A primeros de marzo de 1915 tiene otra recaída. Se acerca el día supremo. Antes de llegar a la consumación de su sacrificio participa sacramentalmente del de Cristo, con particular devoción y presentimiento de su última hora en la tierra. El 15 de marzo, al atardecer, don lldefonso entra en su celda. Halla al enfermo solo y moribundo. Así narra su simple muerte: "... Después de haber recitado algunas veces las oraciones rituales de la Commendatio animae, tomé un libro devoto y empecé, junto al lecho, la lectura espiritual. Hacia las diez cesó el estertor de la agonía. La respiración empezó a hacerse más ligera y menos frecuente. Me acerqué temblando a la cabecera de don Plácido, e impartida la absolución sacramental, recité las letanías de la Santísima Virgen. Fue durante esta tierna plegaria cuando la bendita alma de don Plácido abandonó plácidamente el cuerpo y se presentó ante el Señor".

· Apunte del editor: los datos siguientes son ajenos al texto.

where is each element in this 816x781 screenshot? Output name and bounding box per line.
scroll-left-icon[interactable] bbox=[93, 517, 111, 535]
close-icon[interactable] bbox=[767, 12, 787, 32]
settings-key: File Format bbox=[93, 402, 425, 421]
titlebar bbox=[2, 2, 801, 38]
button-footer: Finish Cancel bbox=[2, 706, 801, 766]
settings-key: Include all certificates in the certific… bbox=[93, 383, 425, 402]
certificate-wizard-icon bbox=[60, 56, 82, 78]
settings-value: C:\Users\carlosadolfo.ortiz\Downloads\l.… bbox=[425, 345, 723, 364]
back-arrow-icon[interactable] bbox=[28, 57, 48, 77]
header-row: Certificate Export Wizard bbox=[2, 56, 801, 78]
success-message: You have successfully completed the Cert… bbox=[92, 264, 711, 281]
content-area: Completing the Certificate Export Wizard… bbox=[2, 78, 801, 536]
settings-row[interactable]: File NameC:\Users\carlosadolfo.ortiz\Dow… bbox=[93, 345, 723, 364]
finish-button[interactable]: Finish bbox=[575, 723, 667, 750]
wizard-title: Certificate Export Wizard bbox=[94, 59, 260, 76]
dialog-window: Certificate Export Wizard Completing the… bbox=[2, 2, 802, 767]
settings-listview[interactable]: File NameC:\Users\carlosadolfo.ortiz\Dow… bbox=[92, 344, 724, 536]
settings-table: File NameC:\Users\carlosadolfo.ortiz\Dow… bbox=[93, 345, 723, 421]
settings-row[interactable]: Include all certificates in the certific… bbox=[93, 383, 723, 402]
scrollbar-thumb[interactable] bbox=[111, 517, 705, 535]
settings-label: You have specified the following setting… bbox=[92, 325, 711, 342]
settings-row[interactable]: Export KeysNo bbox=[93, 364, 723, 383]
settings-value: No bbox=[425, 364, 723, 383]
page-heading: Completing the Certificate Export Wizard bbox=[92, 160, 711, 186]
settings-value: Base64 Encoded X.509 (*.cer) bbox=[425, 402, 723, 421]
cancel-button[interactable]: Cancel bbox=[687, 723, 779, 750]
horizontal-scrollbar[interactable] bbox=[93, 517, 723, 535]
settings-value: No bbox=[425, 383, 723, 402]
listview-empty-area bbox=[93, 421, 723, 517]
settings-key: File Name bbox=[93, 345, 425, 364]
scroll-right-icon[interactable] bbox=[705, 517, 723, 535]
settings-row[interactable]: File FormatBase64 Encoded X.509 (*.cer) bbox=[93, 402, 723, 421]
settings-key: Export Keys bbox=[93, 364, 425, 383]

La vida que Dios concedió a don Plácido Riccardi, sin raros acontecimientos externos, exteriormente en la mayoría de los aspectos casi ordinaria, la vivió extraordinariamente; una vida monástica y sacerdotal tan absorta en Dios que poco sabemos de ella. Dominado por la absoluta sinceridad en el seguimiento de Cristo en todo, le siguió, por tanto, en el calvario y en la gloria, donde, glorificando al Padre, con Él celebra la eterna Pascua.